Updated on 2025-09-12 GMT+08:00

WebSocket Handshake Requests

Function

This API is used to synthesize real-time streaming voices. Users establish a connection each time they wish to synthesize text. Upon sending the text for synthesis, the server responds with the synthesized results. Only one piece of text can be sent per connection. Multiple texts require establishing separate connections for each.

Working Process

As shown in the flowchart below, only one start request needs to be sent for real-time TTS, and the start response, segment response, and end response are received in sequence.

wss-URI

  • wss-URI format

    wss /v1/{project_id}/rtts

  • Parameter descriptions
    Table 1 Parameter descriptions

    Parameter

    Mandatory

    Description

    project_id

    Yes

    Project ID. For details about how to obtain a project ID, see Obtaining a Project ID.

    Table 2 Request header parameters

    Parameter

    Mandatory

    Type

    Description

    X-Auth-Token

    Yes

    String

    User token.

    It is used to obtain the permission to call APIs. For details about how to obtain a user token, see Authentication. The token is the value of X-Subject-Token in the response header.

  • Example request (pseudocode)
    wss://{endpoint}/v1/{project_id}/rtts
    
    Request header:
    X-Auth-Token: MIINRwYJKoZIhvcNAQcCoIINODCCDTQCAQExDTALBglghkgBZQMEAgEwgguVBgkqhkiG...

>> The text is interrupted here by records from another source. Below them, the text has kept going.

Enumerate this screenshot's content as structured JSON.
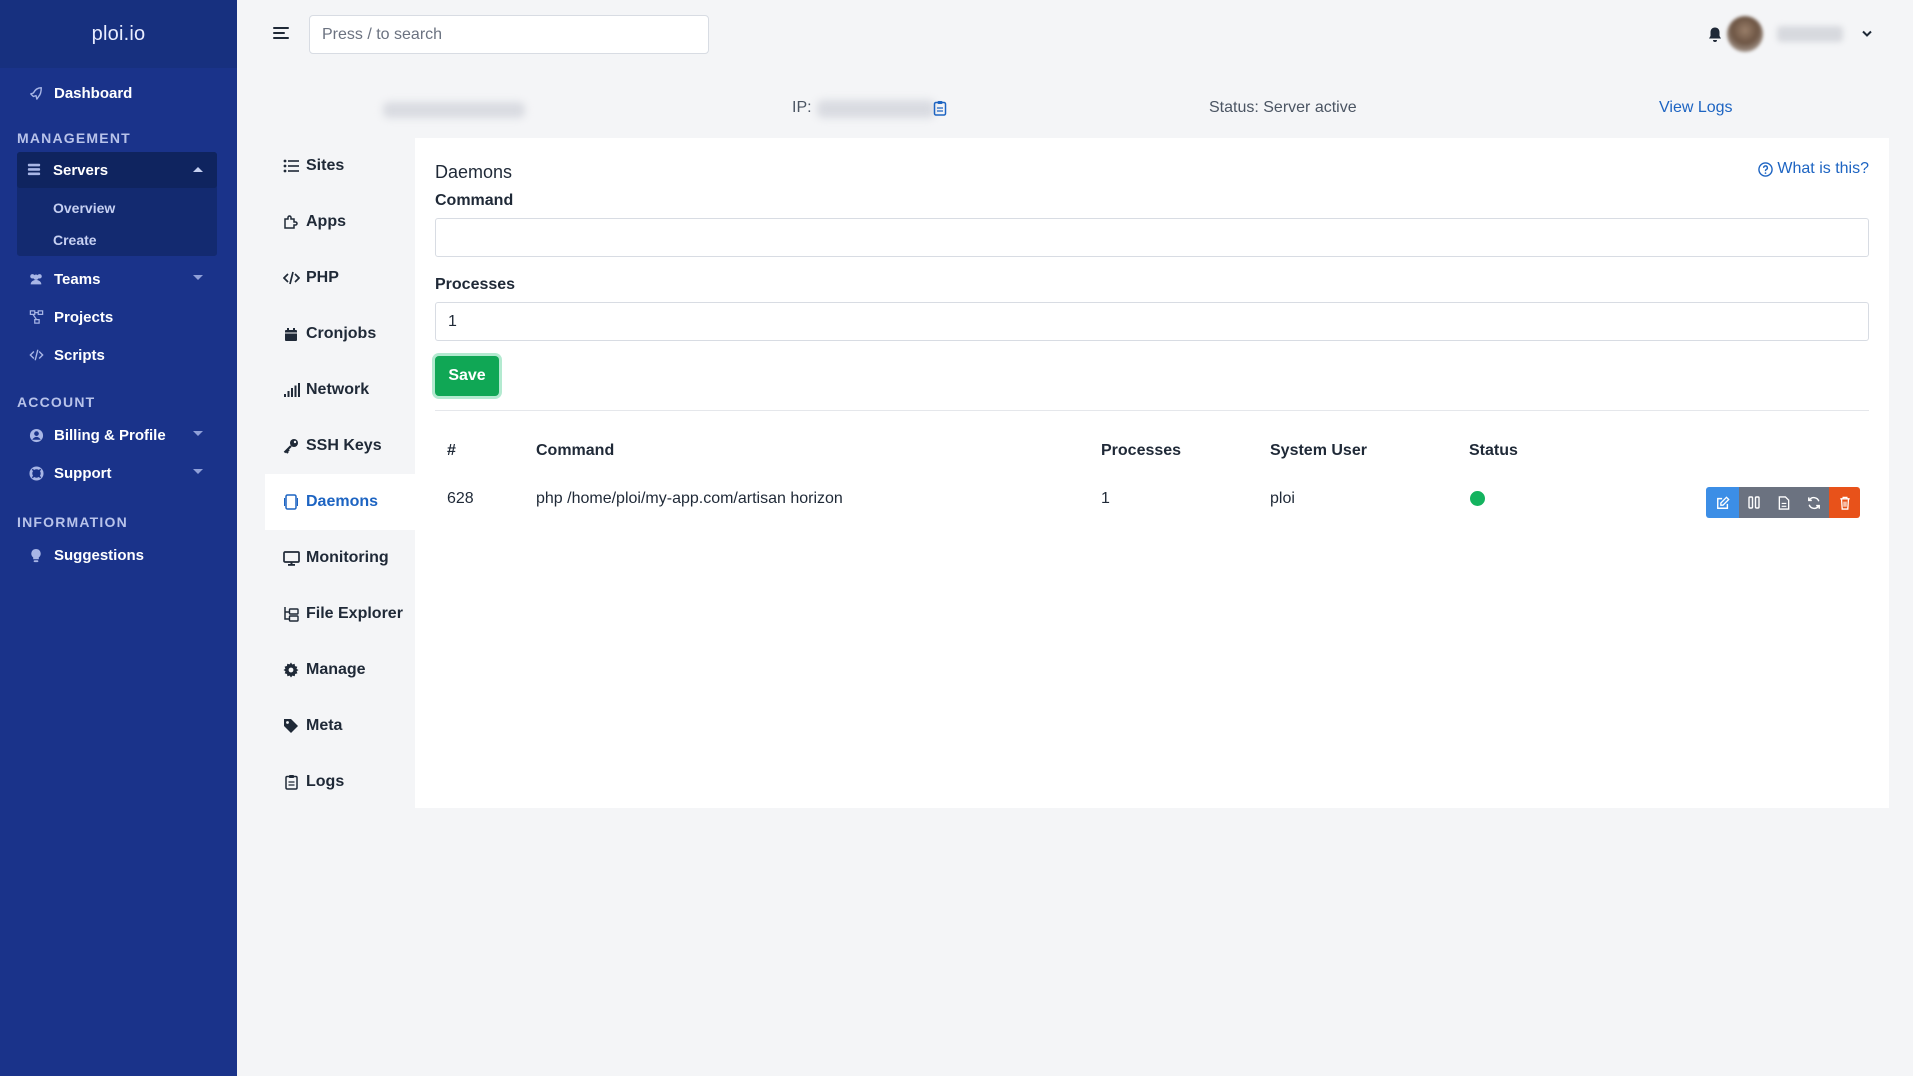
{
  "brand": "ploi.io",
  "sidebar": {
    "dashboard": "Dashboard",
    "sections": {
      "management": "MANAGEMENT",
      "account": "ACCOUNT",
      "information": "INFORMATION"
    },
    "servers": {
      "label": "Servers",
      "children": [
        "Overview",
        "Create"
      ]
    },
    "teams": "Teams",
    "projects": "Projects",
    "scripts": "Scripts",
    "billing": "Billing & Profile",
    "support": "Support",
    "suggestions": "Suggestions"
  },
  "topbar": {
    "search_placeholder": "Press / to search"
  },
  "server_info": {
    "ip_label": "IP:",
    "status": "Status: Server active",
    "view_logs": "View Logs"
  },
  "server_nav": [
    {
      "label": "Sites",
      "icon": "list-icon"
    },
    {
      "label": "Apps",
      "icon": "puzzle-icon"
    },
    {
      "label": "PHP",
      "icon": "code-icon"
    },
    {
      "label": "Cronjobs",
      "icon": "calendar-icon"
    },
    {
      "label": "Network",
      "icon": "signal-icon"
    },
    {
      "label": "SSH Keys",
      "icon": "key-icon"
    },
    {
      "label": "Daemons",
      "icon": "daemon-icon",
      "active": true
    },
    {
      "label": "Monitoring",
      "icon": "monitor-icon"
    },
    {
      "label": "File Explorer",
      "icon": "folder-tree-icon"
    },
    {
      "label": "Manage",
      "icon": "gear-icon"
    },
    {
      "label": "Meta",
      "icon": "tag-icon"
    },
    {
      "label": "Logs",
      "icon": "clipboard-icon"
    }
  ],
  "daemons": {
    "title": "Daemons",
    "help_link": "What is this?",
    "command_label": "Command",
    "command_value": "",
    "processes_label": "Processes",
    "processes_value": "1",
    "save_label": "Save",
    "table": {
      "headers": [
        "#",
        "Command",
        "Processes",
        "System User",
        "Status"
      ],
      "rows": [
        {
          "id": "628",
          "command": "php /home/ploi/my-app.com/artisan horizon",
          "processes": "1",
          "user": "ploi",
          "status": "active",
          "status_color": "#14b35f"
        }
      ]
    }
  },
  "colors": {
    "sidebar": "#1a338a",
    "accent": "#1d64c2",
    "save": "#10a755",
    "delete": "#e8521a"
  }
}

    Example Python3 request

    # -*- coding: utf-8 -*-
    # This demo is for testing purposes only. You are advised to use the SDK. You need to install websocket-client first by running pip install websocket-client.
    import websocket
    import threading
    import time
    import json
    
    
    def rtts_demo():
        url = 'wss://{{endpoint}}/v1/{{project_id}}/rtts'  # Replace endpoint and project_id with actual values.
        text = 'Text to be synthesized'
        token = 'Token of the region corresponding to the user'
        header = {
            'X-Auth-Token': token
        }
    
        body = {
            'command': 'START',
            'text': text,
            'config': {
                'audio_format': 'pcm',
                'property': 'chinese_xiaoyu_common',
                'sample_rate': '8000'
            }
        }
    
        def _on_message(ws, message):
            if isinstance(message, bytes):
                print('receive data length %d' % len(message))
            else:
                print(message)
    
        def _on_error(ws, error):
            print(error)
    
        ws = websocket.WebSocketApp(url, header, on_message=_on_message, on_error=_on_error)
        _thread = threading.Thread(target=ws.run_forever, args=(None, None, 30, 20))
        _thread.start()
        time.sleep(1)
        ws.send(json.dumps(body), opcode=websocket.ABNF.OPCODE_TEXT)
        time.sleep(10)
        ws.close()
    
    
    if __name__ == '__main__':
        rtts_demo()

    Example Java request

    import okhttp3.OkHttpClient;
    import okhttp3.Request;
    import okhttp3.Response;
    import okhttp3.WebSocket;
    import okhttp3.WebSocketListener;
    import okio.ByteString;
    
    /**
     * This demo is for testing purposes only. You are advised to use the SDK.
     * You need to configure the okhttp and okio JAR files first by downloading from the SDK.
     */
    public class RttsDemo {
      public void rttsDemo() {
        try {
          // Replace endpoint and projectId with the actual values.
          String url = "wss://{{endpoint}}/v1/{{project_id}}/rtts";
          String token = "Token of the corresponding region";
          String text = "Text to be synthesized";
          OkHttpClient okHttpClient = new OkHttpClient();
          Request request = new Request.Builder().url(url).header("X-Auth-Token", token).build();
          WebSocket webSocket = okHttpClient.newWebSocket(request, new MyListener());
          webSocket.send("{\"command\": \"START\", \"text\":\"" + text
              + "\", \"config\": {\"audio_format\": \"pcm\", \"property\": \"chinese_xiaoyu_common\"}}");
          Thread.sleep(10000);
          webSocket.close(1000, null);
    
        } catch (Exception e) {
          e.printStackTrace();
        }
    
      }
    
      class MyListener extends WebSocketListener {
        @Override
    
        public void onOpen(WebSocket webSocket, Response response) {
          System.out.println("conneected");
        }
    
        @Override
        public void onClosed(WebSocket webSocket, int code, String reason) {
          System.out.println("closed");
        }
    
        @Override
        public void onFailure(WebSocket webSocket, Throwable t, Response response) {
          t.printStackTrace();
        }
    
        @Override
        public void onMessage(WebSocket webSocket, String text) {
          System.out.println(text);
        }
    
        public void onMessage(WebSocket webSocket, ByteString bytes) {
          byte[] data = bytes.toByteArray();
          System.out.println("receive data length is " + data.length);
        }
    
      }
    
      public static void main(String[] args) {
        RttsDemo rttsDemo = new RttsDemo();
        rttsDemo.rttsDemo();
      }
    }